There were a few moments of silence, where it sunk in. Corrupt mayor. Carnivorous fish. Reckless detective. Centuries-old conspiracy of hallucinating idealists.

(That woman detective, Detective Strong, he thought, wasn’t an issue. She was a sensible woman. Strong would get out of this okay. He just wasn’t sure whether it would be enough to pull _Juno_ out of trouble.)

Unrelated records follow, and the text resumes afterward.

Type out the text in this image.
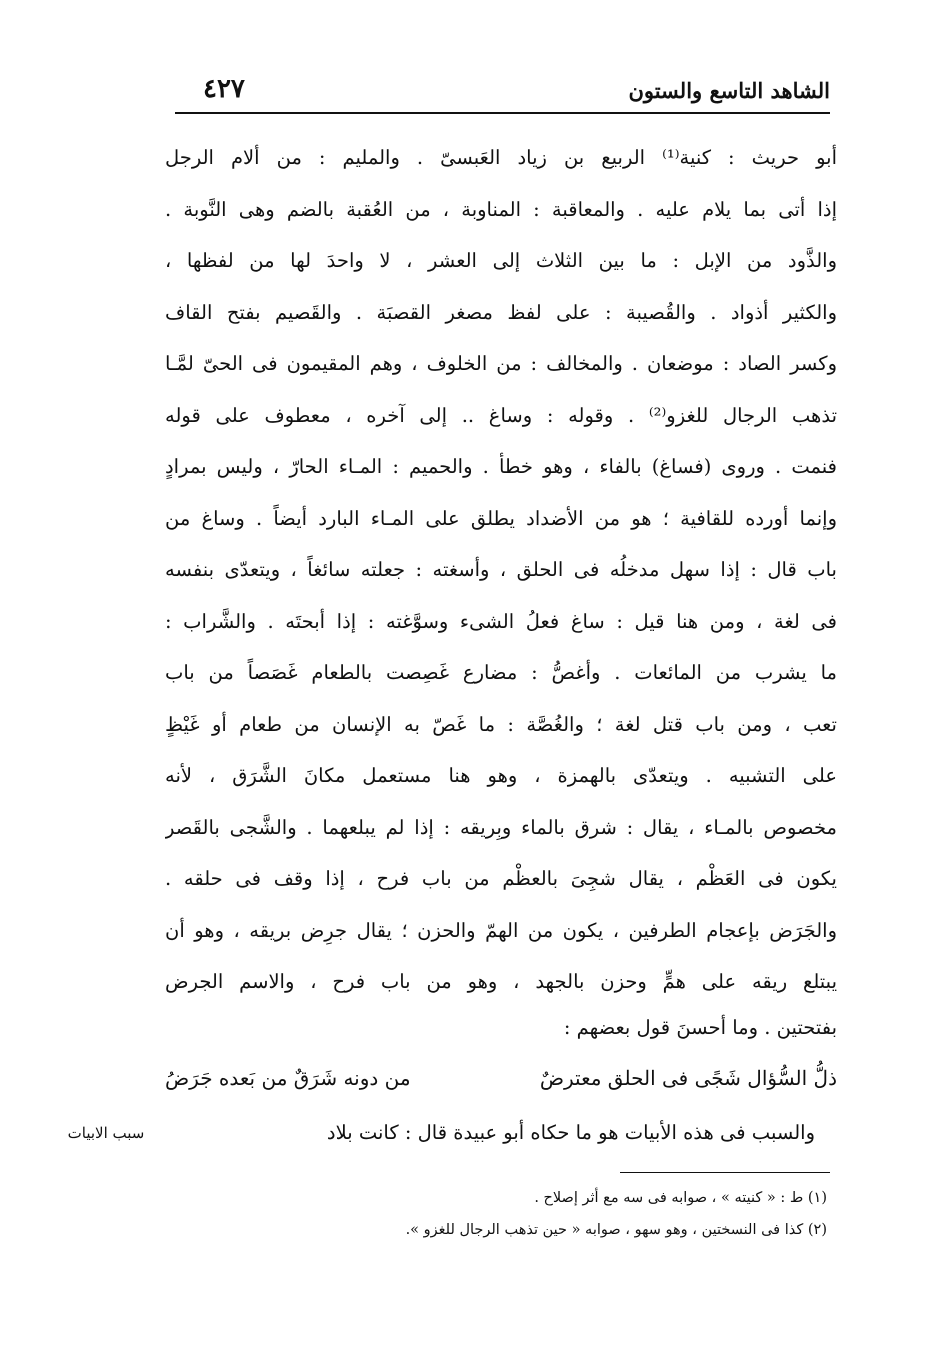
الشاهد التاسع والستون
٤٢٧
أبو حريث : كنية⁽¹⁾ الربيع بن زياد العَبسىّ . والمليم : من ألام الرجل
إذا أتى بما يلام عليه . والمعاقبة : المناوبة ، من العُقبة بالضم وهى النَّوبة .
والذَّود من الإبل : ما بين الثلاث إلى العشر ، لا واحدَ لها من لفظها ،
والكثير أذواد . والقُصيبة : على لفظ مصغر القصبَة . والقَصيم بفتح القاف
وكسر الصاد : موضعان . والمخالف : من الخلوف ، وهم المقيمون فى الحىّ لمَّـا
تذهب الرجال للغزو⁽²⁾ . وقوله : وساغ .. إلى آخره ، معطوف على قوله
فنمت . وروى (فساغ) بالفاء ، وهو خطأ . والحميم : المـاء الحارّ ، وليس بمرادٍ
وإنما أورده للقافية ؛ هو من الأضداد يطلق على المـاء البارد أيضاً . وساغ من
باب قال : إذا سهل مدخلُه فى الحلق ، وأسغته : جعلته سائغاً ، ويتعدّى بنفسه
فى لغة ، ومن هنا قيل : ساغ فعلُ الشىء وسوَّغته : إذا أبحتَه . والشَّراب :
ما يشرب من المائعات . وأغصُّ : مضارع غَصِصت بالطعام غَصَصاً من باب
تعب ، ومن باب قتل لغة ؛ والغُصَّة : ما غَصّ به الإنسان من طعام أو غَيْظٍ
على التشبيه . ويتعدّى بالهمزة ، وهو هنا مستعمل مكانَ الشَّرَق ، لأنه
مخصوص بالمـاء ، يقال : شرق بالماء وبِريقه : إذا لم يبلعهما . والشَّجى بالقَصر
يكون فى العَظْم ، يقال شجِىَ بالعظْم من باب فرح ، إذا وقف فى حلقه .
والجَرَض بإعجام الطرفين ، يكون من الهمّ والحزن ؛ يقال جرِض بريقه ، وهو أن
يبتلع ريقه على همٍّ وحزن بالجهد ، وهو من باب فرح ، والاسم الجرض
بفتحتين . وما أحسنَ قول بعضهم :
ذلُّ السُّؤال شَجًى فى الحلق معترضٌ
من دونه شَرَقٌ من بَعده جَرَضُ
والسبب فى هذه الأبيات هو ما حكاه أبو عبيدة قال : كانت بلاد
سبب الابيات
(١) ط : « كنيته » ، صوابه فى سه مع أثر إصلاح .
(٢) كذا فى النسختين ، وهو سهو ، صوابه « حين تذهب الرجال للغزو ».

Then, something snapped, and he set off to plan the hastiest heist of the quickest car available.

 

-xXxXx-

 

It took longer than he’d anticipated to get to the site of the Free Dome.

He thought he might be too late.

Three bodies, he counted as he pulled up. One corrupt mayor, one carnivorous fish, and. Well. He’d done his research, and wasn’t surprised that Alessandra “Cockroach” Strong hadn’t ended up sprawled on the ground and basking in radiation.

But that meant…

He took the SolarQuilt™ that he had stowed in his car, wrapping it around himself like some ancient cloak. He half-ran, half-stumbled to the man in the trench coat, and choked on a sob when he realized that Juno was still breathing.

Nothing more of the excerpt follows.